By Raaziq Brown, Culture Reporter (@RaaziqMasud)
Gentrification is a phenomenon that is nationally altering urban communities. Portland, Minneapolis and Washington D.C. are the leading cities in which gentrification has a hold–the latter of which we, as Howard students, can see with our own eyes. A demographic analysis conducted by Governing.com concluded that between 2000 and 2013, 54 out of 179 census tracts in Washington D.C. have been gentrified. This number is a significant increase from the five gentrified census tracts that existed between 1990 and 2000.
“In 2000, I saw the earliest changes of gentrification,” said Wanda Henderson, owner of the hair salon and barbershop Wanda’s on 7th. “10 years ago, in 2007, I saw the beginning of redevelopment.” Over the past decade, many D.C. neighborhoods have changed in appearance, both structurally and in terms of population.
The effects of gentrification on varying communities are both negative and positive. From the viewpoint of the community developer and residents of middle-to-high socioeconomic status, gentrification is change for the better. Neighborhoods are given cleaner streets, ethnic diversity, healthier food options and modern architecture. On the other hand, the residents of lower socioeconomic status may view gentrification as the reason for many of their monetary troubles. The influx of renovation due to gentrification results in a significantly higher cost of living. In turn, many D.C. natives have been displaced.
According to NPR, the median home price of D.C.’s Shaw neighborhood in 1995 was $147,000. While today, in 2017, the median home price stands at $781,000. Simultaneously, the average family income has increased significantly. Between 1979 and 2014, the average family income in the Shaw neighborhood has increased from $50,089 to $145,096.
The changes that have occurred in D.C. are not solely fiscal. They represent a covert issue of racial and socioeconomic displacement. In 1980, the Shaw neighborhood was 78 percent Black. By 2010, the Black population decreased to 44 percent. With such a significant change in population, the circumstances imply that there is a correlation between the rise in family income and the decrease of the Black population in D.C. neighborhoods.
Many D.C. residents feel as though The District has, in fact, lost its identity as “Chocolate City.”
Javari Miller, a Howard fashion design student and D.C.-based fashion designer, recalled the development of H Street. “There used to be crackheads down H [Street]… a lot of hole in the wall places were replaced by go-to spots for the young professionals,” said Miller. “The changes may be good for the city in terms of jobs and money, but it’s sad that it’s at the expense of D.C.’s Black culture”.

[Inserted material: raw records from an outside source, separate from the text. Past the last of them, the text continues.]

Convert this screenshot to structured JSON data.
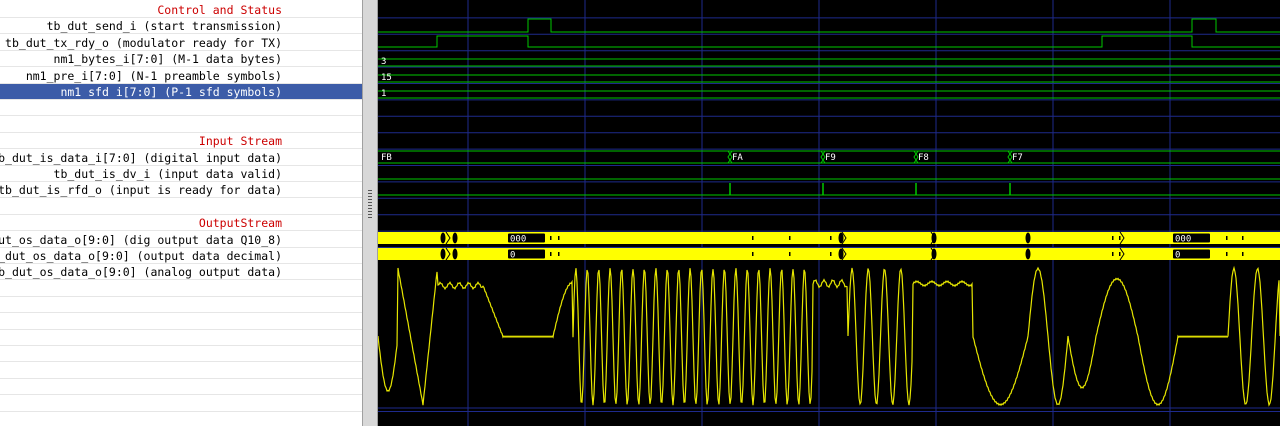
{
  "signals": [
    {
      "label": "Control and Status",
      "header": true
    },
    {
      "label": "tb_dut_send_i (start transmission)"
    },
    {
      "label": "tb_dut_tx_rdy_o (modulator ready for TX)"
    },
    {
      "label": "nm1_bytes_i[7:0] (M-1 data bytes)"
    },
    {
      "label": "nm1_pre_i[7:0] (N-1 preamble symbols)"
    },
    {
      "label": "nm1 sfd i[7:0] (P-1 sfd symbols)",
      "selected": true
    },
    {
      "label": ""
    },
    {
      "label": ""
    },
    {
      "label": "Input Stream",
      "header": true
    },
    {
      "label": "b_dut_is_data_i[7:0] (digital input data)"
    },
    {
      "label": "tb_dut_is_dv_i (input data valid)"
    },
    {
      "label": "tb_dut_is_rfd_o (input is ready for data)"
    },
    {
      "label": ""
    },
    {
      "label": "OutputStream",
      "header": true
    },
    {
      "label": "ut_os_data_o[9:0] (dig output data Q10_8)"
    },
    {
      "label": "_dut_os_data_o[9:0] (output data decimal)"
    },
    {
      "label": "b_dut_os_data_o[9:0] (analog output data)"
    }
  ],
  "bus_values": {
    "nm1_bytes": "3",
    "nm1_pre": "15",
    "nm1_sfd": "1",
    "is_data": [
      "FB",
      "FA",
      "F9",
      "F8",
      "F7"
    ],
    "os_q10": [
      "000",
      "000"
    ],
    "os_dec": [
      "0",
      "0"
    ]
  },
  "colors": {
    "selection": "#3c5ca8",
    "header_text": "#cc0000",
    "wave_bg": "#000000",
    "trace": "#00c800",
    "bus": "#ffff00",
    "analog": "#e6e600",
    "grid": "#1e2a8c"
  }
}
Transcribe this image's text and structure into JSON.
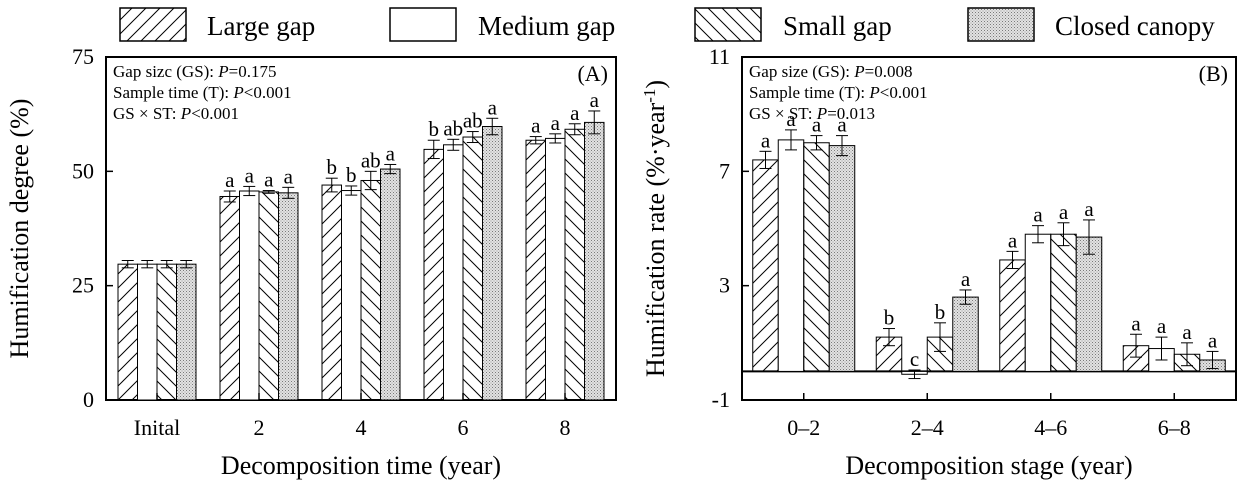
{
  "legend": [
    {
      "key": "large",
      "label": "Large gap",
      "pattern": "pat-fwd"
    },
    {
      "key": "medium",
      "label": "Medium gap",
      "pattern": "pat-blank"
    },
    {
      "key": "small",
      "label": "Small gap",
      "pattern": "pat-back"
    },
    {
      "key": "closed",
      "label": "Closed canopy",
      "pattern": "pat-dots"
    }
  ],
  "chart_data": [
    {
      "type": "bar",
      "panel": "(A)",
      "xlabel": "Decomposition time (year)",
      "ylabel": "Humification degree (%)",
      "categories": [
        "Inital",
        "2",
        "4",
        "6",
        "8"
      ],
      "ylim": [
        0,
        75
      ],
      "yticks": [
        0,
        25,
        50,
        75
      ],
      "stats": [
        {
          "prefix": "Gap sizc (GS): ",
          "p": "P",
          "suffix": "=0.175"
        },
        {
          "prefix": "Sample time (T): ",
          "p": "P",
          "suffix": "<0.001"
        },
        {
          "prefix": "GS × ST: ",
          "p": "P",
          "suffix": "<0.001"
        }
      ],
      "series": [
        {
          "name": "Large gap",
          "values": [
            29.7,
            44.5,
            47.0,
            54.8,
            56.8
          ],
          "errors": [
            0.8,
            1.2,
            1.5,
            2.0,
            0.8
          ],
          "letters": [
            "",
            "a",
            "b",
            "b",
            "a"
          ]
        },
        {
          "name": "Medium gap",
          "values": [
            29.7,
            45.7,
            45.8,
            55.8,
            57.2
          ],
          "errors": [
            0.8,
            1.0,
            1.0,
            1.2,
            1.0
          ],
          "letters": [
            "",
            "a",
            "b",
            "ab",
            "a"
          ]
        },
        {
          "name": "Small gap",
          "values": [
            29.7,
            45.5,
            48.0,
            57.5,
            59.2
          ],
          "errors": [
            0.8,
            0.3,
            2.0,
            1.2,
            1.2
          ],
          "letters": [
            "",
            "a",
            "ab",
            "ab",
            "a"
          ]
        },
        {
          "name": "Closed canopy",
          "values": [
            29.7,
            45.3,
            50.5,
            59.8,
            60.7
          ],
          "errors": [
            0.8,
            1.2,
            1.0,
            1.8,
            2.5
          ],
          "letters": [
            "",
            "a",
            "a",
            "a",
            "a"
          ]
        }
      ]
    },
    {
      "type": "bar",
      "panel": "(B)",
      "xlabel": "Decomposition stage (year)",
      "ylabel": "Humification rate (%·year",
      "ylabel_sup": "-1",
      "ylabel_close": ")",
      "categories": [
        "0–2",
        "2–4",
        "4–6",
        "6–8"
      ],
      "ylim": [
        -1,
        11
      ],
      "yticks": [
        -1,
        3,
        7,
        11
      ],
      "stats": [
        {
          "prefix": "Gap size (GS): ",
          "p": "P",
          "suffix": "=0.008"
        },
        {
          "prefix": "Sample time (T): ",
          "p": "P",
          "suffix": "<0.001"
        },
        {
          "prefix": "GS × ST: ",
          "p": "P",
          "suffix": "=0.013"
        }
      ],
      "series": [
        {
          "name": "Large gap",
          "values": [
            7.4,
            1.2,
            3.9,
            0.9
          ],
          "errors": [
            0.3,
            0.3,
            0.3,
            0.4
          ],
          "letters": [
            "a",
            "b",
            "a",
            "a"
          ]
        },
        {
          "name": "Medium gap",
          "values": [
            8.1,
            -0.1,
            4.8,
            0.8
          ],
          "errors": [
            0.35,
            0.15,
            0.3,
            0.4
          ],
          "letters": [
            "a",
            "c",
            "a",
            "a"
          ]
        },
        {
          "name": "Small gap",
          "values": [
            8.0,
            1.2,
            4.8,
            0.6
          ],
          "errors": [
            0.25,
            0.5,
            0.4,
            0.4
          ],
          "letters": [
            "a",
            "b",
            "a",
            "a"
          ]
        },
        {
          "name": "Closed canopy",
          "values": [
            7.9,
            2.6,
            4.7,
            0.4
          ],
          "errors": [
            0.35,
            0.25,
            0.6,
            0.3
          ],
          "letters": [
            "a",
            "a",
            "a",
            "a"
          ]
        }
      ]
    }
  ]
}
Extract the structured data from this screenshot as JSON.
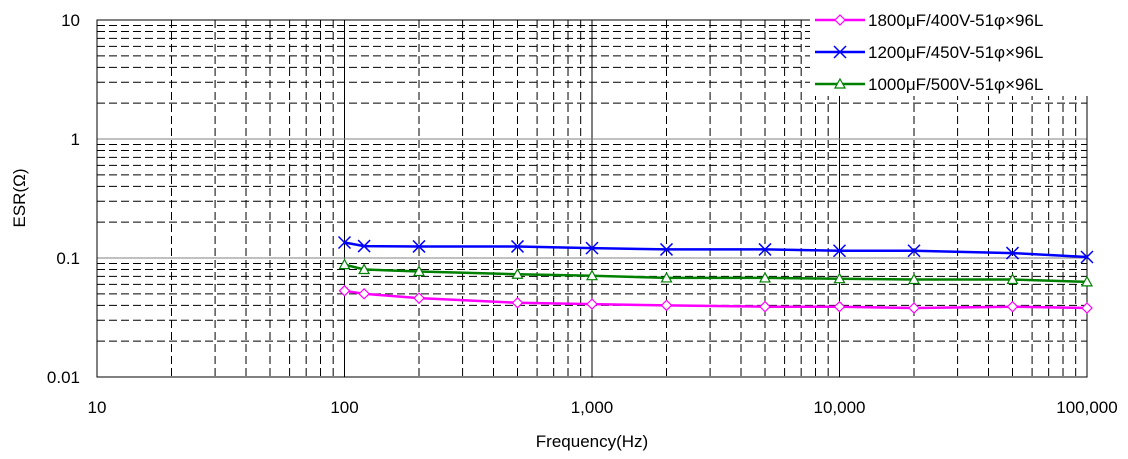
{
  "chart_data": {
    "type": "line",
    "xlabel": "Frequency(Hz)",
    "ylabel": "ESR(Ω)",
    "x_scale": "log",
    "y_scale": "log",
    "xlim": [
      10,
      100000
    ],
    "ylim": [
      0.01,
      10
    ],
    "x_ticks": [
      "10",
      "100",
      "1,000",
      "10,000",
      "100,000"
    ],
    "y_ticks": [
      "0.01",
      "0.1",
      "1",
      "10"
    ],
    "grid": true,
    "legend_position": "top-right",
    "series": [
      {
        "name": "1800μF/400V-51φ×96L",
        "color": "#ff00ff",
        "marker": "diamond",
        "x": [
          100,
          120,
          200,
          500,
          1000,
          2000,
          5000,
          10000,
          20000,
          50000,
          100000
        ],
        "y": [
          0.053,
          0.05,
          0.046,
          0.042,
          0.041,
          0.04,
          0.039,
          0.039,
          0.038,
          0.039,
          0.038
        ]
      },
      {
        "name": "1200μF/450V-51φ×96L",
        "color": "#0000ff",
        "marker": "x",
        "x": [
          100,
          120,
          200,
          500,
          1000,
          2000,
          5000,
          10000,
          20000,
          50000,
          100000
        ],
        "y": [
          0.135,
          0.126,
          0.125,
          0.125,
          0.121,
          0.118,
          0.118,
          0.115,
          0.115,
          0.11,
          0.102
        ]
      },
      {
        "name": "1000μF/500V-51φ×96L",
        "color": "#008000",
        "marker": "triangle",
        "x": [
          100,
          120,
          200,
          500,
          1000,
          2000,
          5000,
          10000,
          20000,
          50000,
          100000
        ],
        "y": [
          0.088,
          0.08,
          0.077,
          0.073,
          0.071,
          0.068,
          0.068,
          0.067,
          0.066,
          0.066,
          0.063
        ]
      }
    ]
  }
}
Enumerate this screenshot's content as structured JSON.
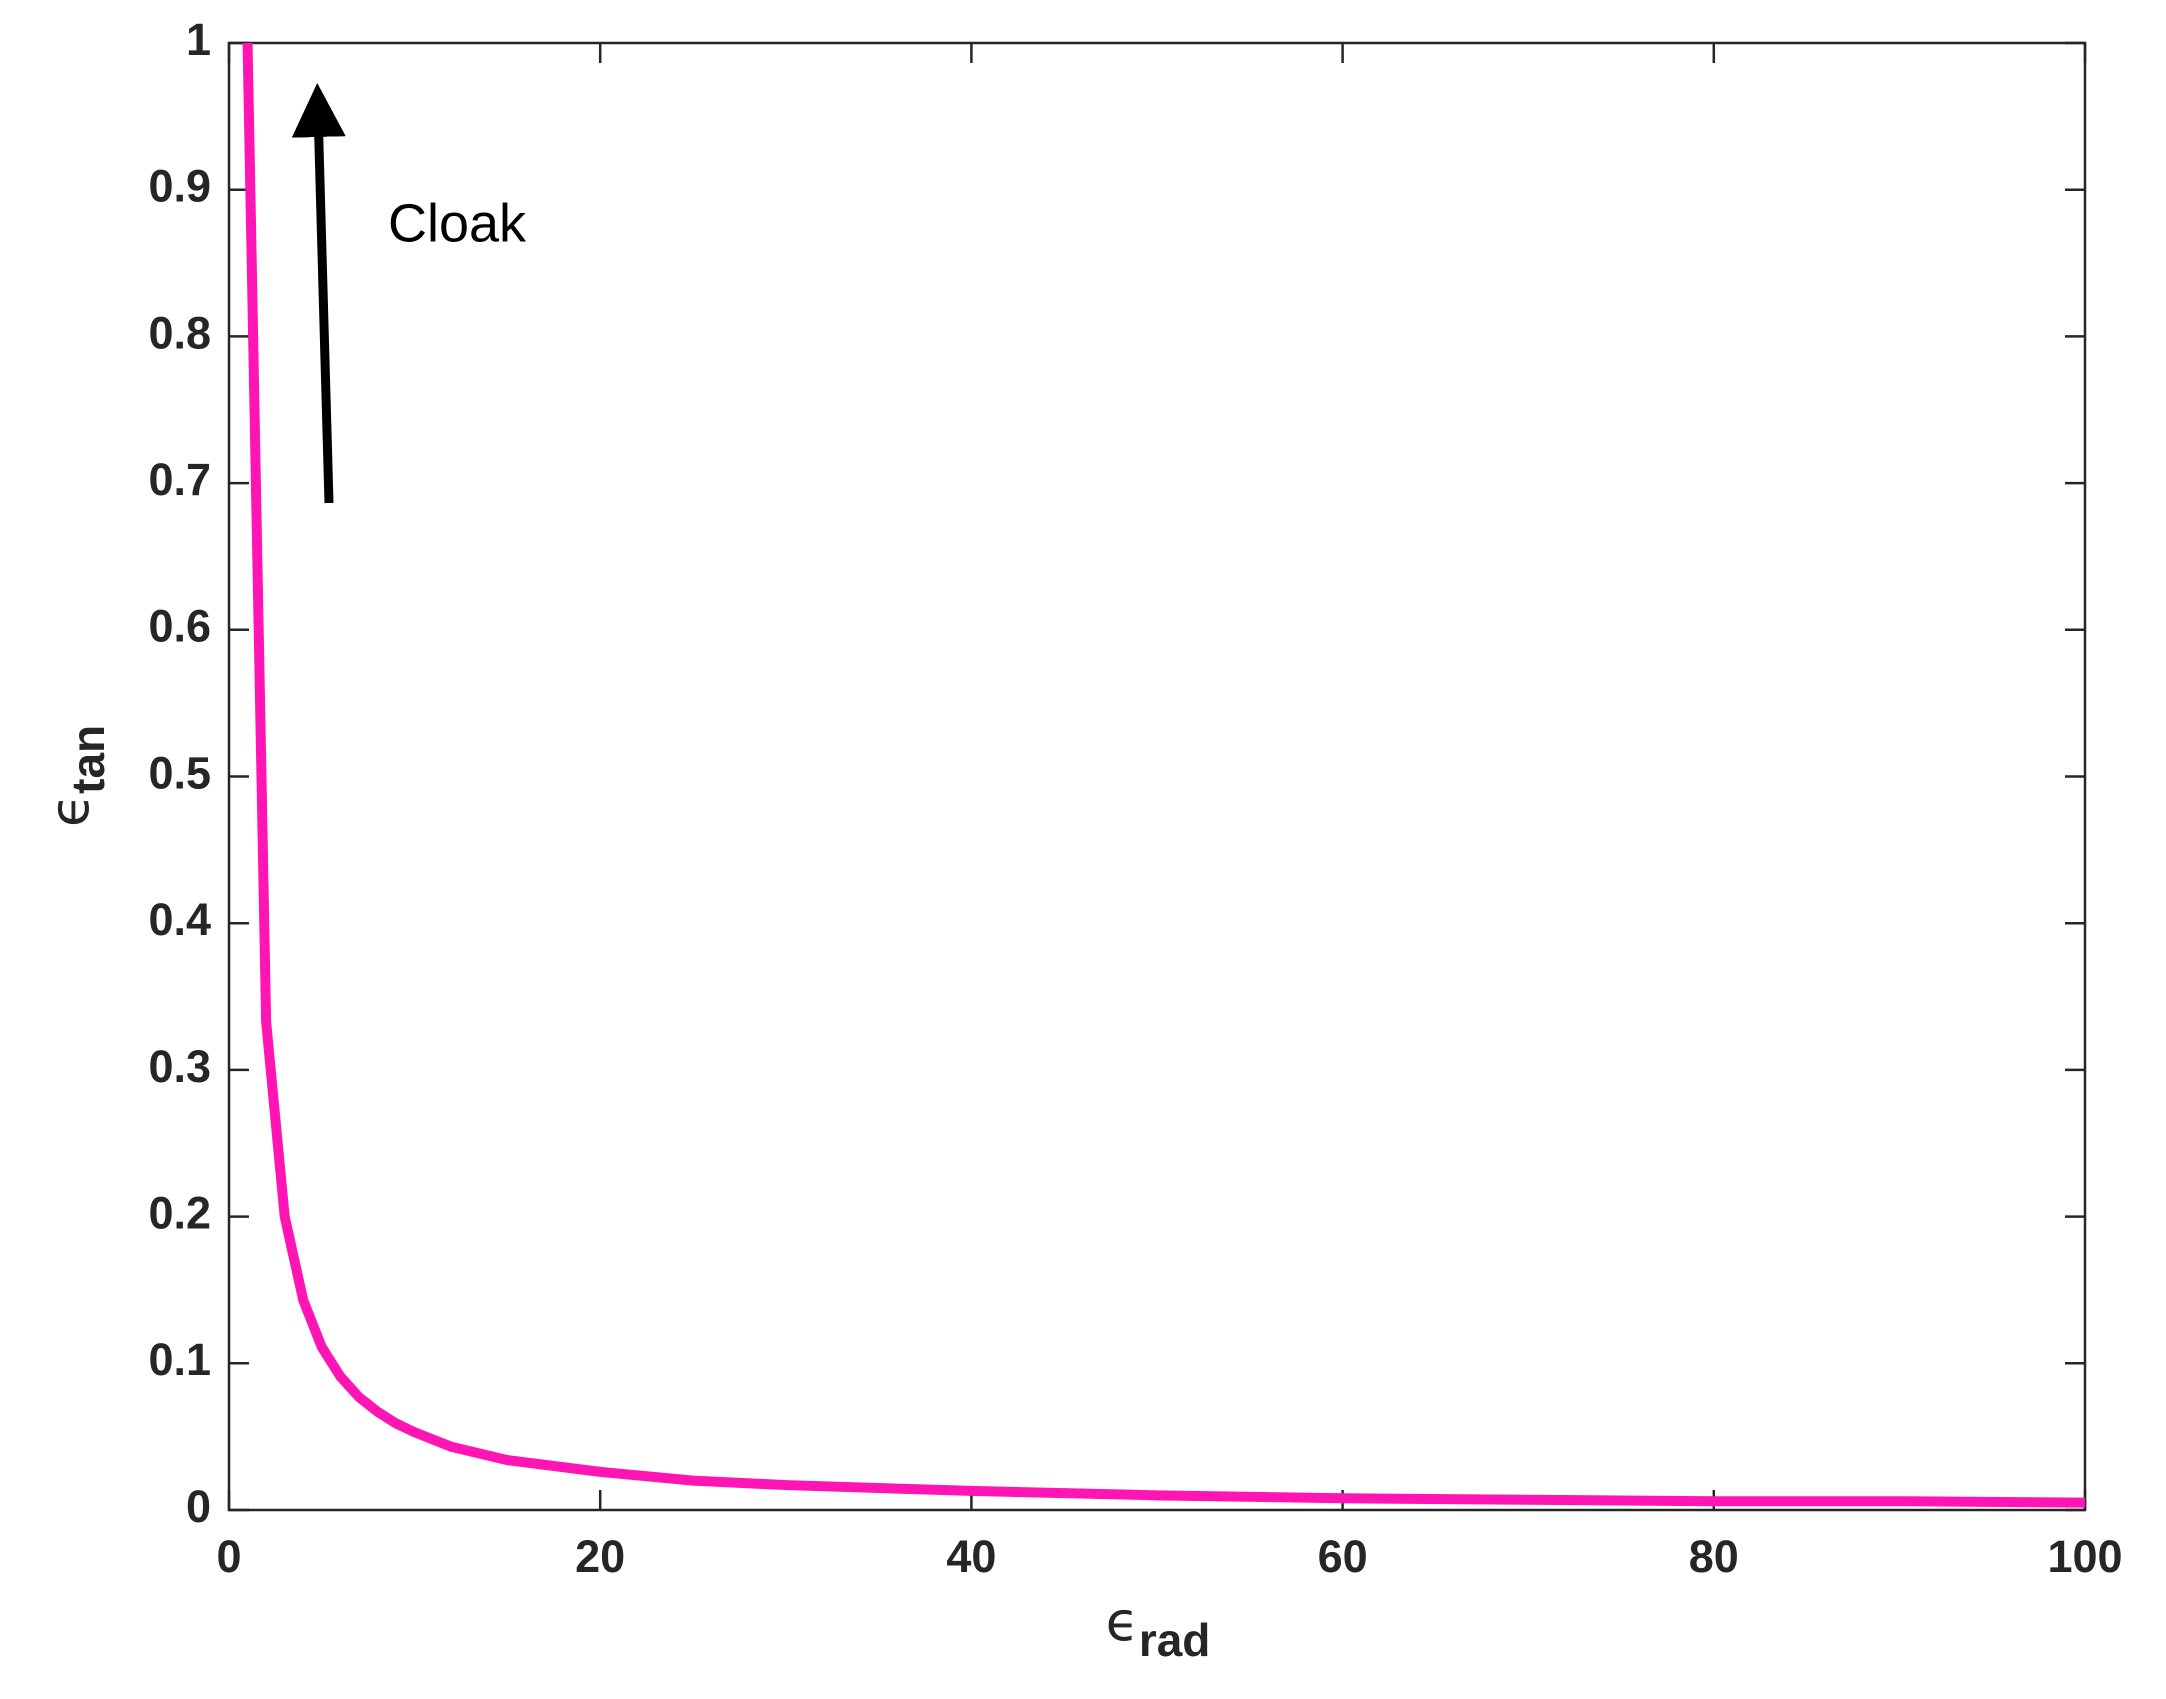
{
  "chart_data": {
    "type": "line",
    "x_label": "ϵ",
    "x_label_sub": "rad",
    "y_label": "ϵ",
    "y_label_sub": "tan",
    "annotation": "Cloak",
    "x": [
      1,
      2,
      3,
      4,
      5,
      6,
      7,
      8,
      9,
      10,
      12,
      15,
      20,
      25,
      30,
      40,
      50,
      60,
      70,
      80,
      90,
      100
    ],
    "series": [
      {
        "color": "#ff14b4",
        "values": [
          1,
          0.333,
          0.2,
          0.143,
          0.111,
          0.091,
          0.077,
          0.067,
          0.059,
          0.053,
          0.043,
          0.034,
          0.026,
          0.02,
          0.017,
          0.013,
          0.01,
          0.008,
          0.007,
          0.006,
          0.006,
          0.005
        ]
      }
    ],
    "xlim": [
      0,
      100
    ],
    "xticks": [
      0,
      20,
      40,
      60,
      80,
      100
    ],
    "ylim": [
      0,
      1
    ],
    "yticks": [
      0,
      0.1,
      0.2,
      0.3,
      0.4,
      0.5,
      0.6,
      0.7,
      0.8,
      0.9,
      1
    ],
    "grid": false
  }
}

With gentrification spreading without any signs of stoppage, residents have mixed feelings and expectations for the future of D.C. “You can see the diversity everywhere, and it’s not just white people… There are a lot more Latinos and Ethiopians,” said Amir Edgerton, a Howard University senior and D.C. resident, in regards to D.C.’s promising future
Miller also shared a similar positive outlook on what the future of D.C. has to offer. “Our generation learned from the older generation how to keep our culture alive, but we are more willing to change. The creative scene is only going to get better… I can see it turning into a mini-Manhattan. I just hope that the things that give D.C. its identity stay.”
As a resident of D.C. for over 60 years, Wanda Henderson has been able to witness all of the changes that D.C. has gone through. While she states that she is looking forward to the future of D.C., she shows concerns for the displacement of people of color and low socioeconomic backgrounds. Government officials and developers should “work with families and members of the community, so that everyone can be included in the progress,” said Henderson.
Alternative means of development that are centered around inclusion can resolve the issue of ethnic and socioeconomic displacement due to gentrification. In efforts to uphold the communities’ culture and allow long-term residents to avoid relocation, developers and leaders must take heed to Ms. Wanda’s advice: “Change is fine, but solve the problems first.”